Be sure your daughter is familiar with the substances and their street names:
GHB is also known as cherry meth or energy drink gook
Rohypnol is sometimes called a roofie
Ketmaine can be referred to as special K, kit kat and super acid
Your child can reduce her chances of being drugged at a party by:
- Getting her own beverage and guarding her cup. Instruct her not to put it down —even for a minute — and to take it with her to the bathroom (or throw it out and get a new one afterward).
- Never drinking from a punch bowl or other communal source of alcohol.
- If she drinks alcohol, bringing her own mixer to a party and making sure the cap stays on.

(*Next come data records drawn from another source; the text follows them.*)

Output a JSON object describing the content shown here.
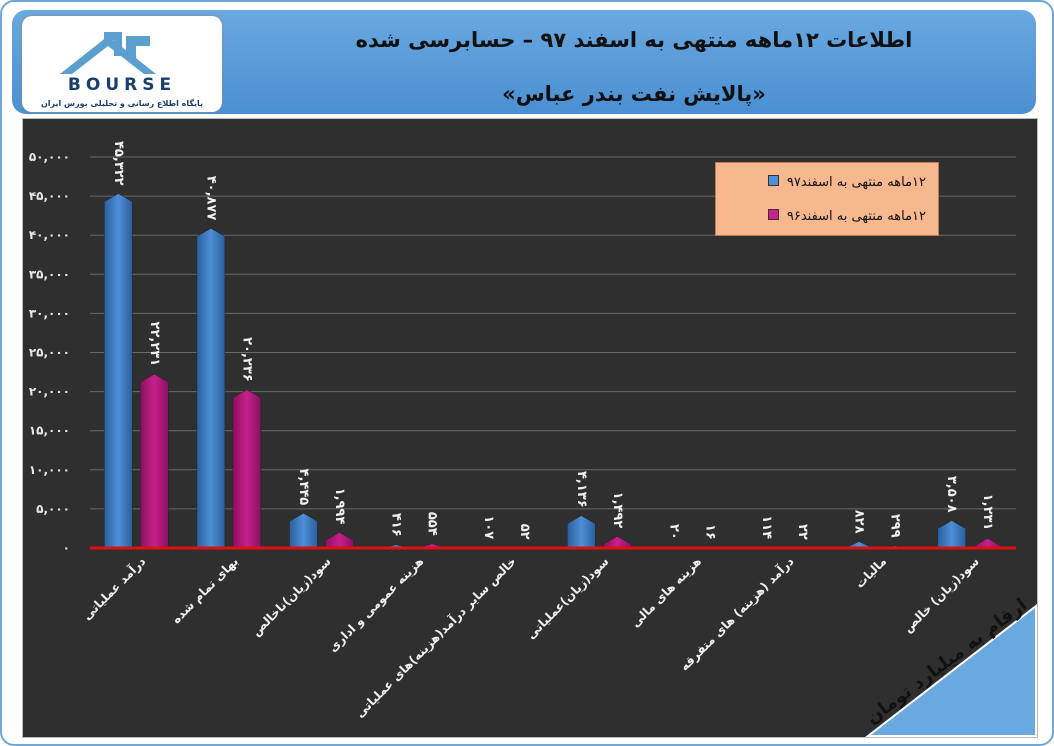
{
  "header": {
    "logo_title": "BOURSE",
    "logo_caption": "پایگاه اطلاع رسانی و تحلیلی بورس ایران",
    "title": "اطلاعات ۱۲ماهه منتهی به اسفند ۹۷ – حسابرسی شده",
    "subtitle": "«پالایش نفت بندر عباس»"
  },
  "note": "ارقام به میلیارد تومان",
  "colors": {
    "series_97": "#4d8fd6",
    "series_96": "#c8208c",
    "baseline": "#e01010",
    "background": "#2f2f2f"
  },
  "chart_data": {
    "type": "bar",
    "categories": [
      "درآمد عملیاتی",
      "بهای تمام شده",
      "سود(زیان)ناخالص",
      "هزینه عمومی و اداری",
      "خالص سایر درآمد(هزینه)های عملیاتی",
      "سود(زیان)عملیاتی",
      "هزینه های مالی",
      "درآمد (هزینه) های متفرقه",
      "مالیات",
      "سود(زیان) خالص"
    ],
    "series": [
      {
        "name": "۱۲ماهه منتهی به اسفند۹۷",
        "values": [
          45322,
          40877,
          4445,
          416,
          107,
          4136,
          20,
          114,
          828,
          3508
        ],
        "labels": [
          "۴۵,۳۲۲",
          "۴۰,۸۷۷",
          "۴,۴۴۵",
          "۴۱۶",
          "۱۰۷",
          "۴,۱۳۶",
          "۲۰",
          "۱۱۴",
          "۸۲۸",
          "۳,۵۰۸"
        ]
      },
      {
        "name": "۱۲ماهه منتهی به اسفند۹۶",
        "values": [
          22231,
          20236,
          1994,
          554,
          52,
          1492,
          16,
          22,
          299,
          1231
        ],
        "labels": [
          "۲۲,۲۳۱",
          "۲۰,۲۳۶",
          "۱,۹۹۴",
          "۵۵۴",
          "۵۲",
          "۱,۴۹۲",
          "۱۶",
          "۲۲",
          "۲۹۹",
          "۱,۲۳۱"
        ]
      }
    ],
    "yticks": [
      0,
      5000,
      10000,
      15000,
      20000,
      25000,
      30000,
      35000,
      40000,
      45000,
      50000
    ],
    "ytick_labels": [
      "۰",
      "۵,۰۰۰",
      "۱۰,۰۰۰",
      "۱۵,۰۰۰",
      "۲۰,۰۰۰",
      "۲۵,۰۰۰",
      "۳۰,۰۰۰",
      "۳۵,۰۰۰",
      "۴۰,۰۰۰",
      "۴۵,۰۰۰",
      "۵۰,۰۰۰"
    ],
    "ylim": [
      0,
      50000
    ],
    "grid": true,
    "legend_position": "top-right"
  }
}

Teach her what to do if she’s assaulted
Be sure your daughter is familiar with campus resources and support systems like health and wellness centers and knows where to go for medical care and how to report a crime. Both RAINN and the Task Force to Protect Students from Sexual Assault offer this info on their websites.
Following a sexual assault, your child should know she can call 911. Or if she’s physically able, she should head to the campus infirmary or local hospital as soon as possible. Health care professionals can collect evidence, treat injuries, administer Plan B medication to guard against an unwanted pregnancy and test for sexually transmitted diseases.
Other options: The National Sexual Assault Hotline (NSAH) 800-656-HOPE can guide a student following a sexual assault and also put her in touch with a trained crisis counselor who specializes in treatment. Or the student can go to the NSAH website to find out what steps to take following an attack.
Be informed about sexual assault on your child’s campus
The Clery Act is a federal law that requires colleges and universities to disclose information about campus crime. Contact your child’s school and research the number of reported incidents of sexual abuse. Learn about the school’s security measures and how the school responds to accusations of sexual misconduct.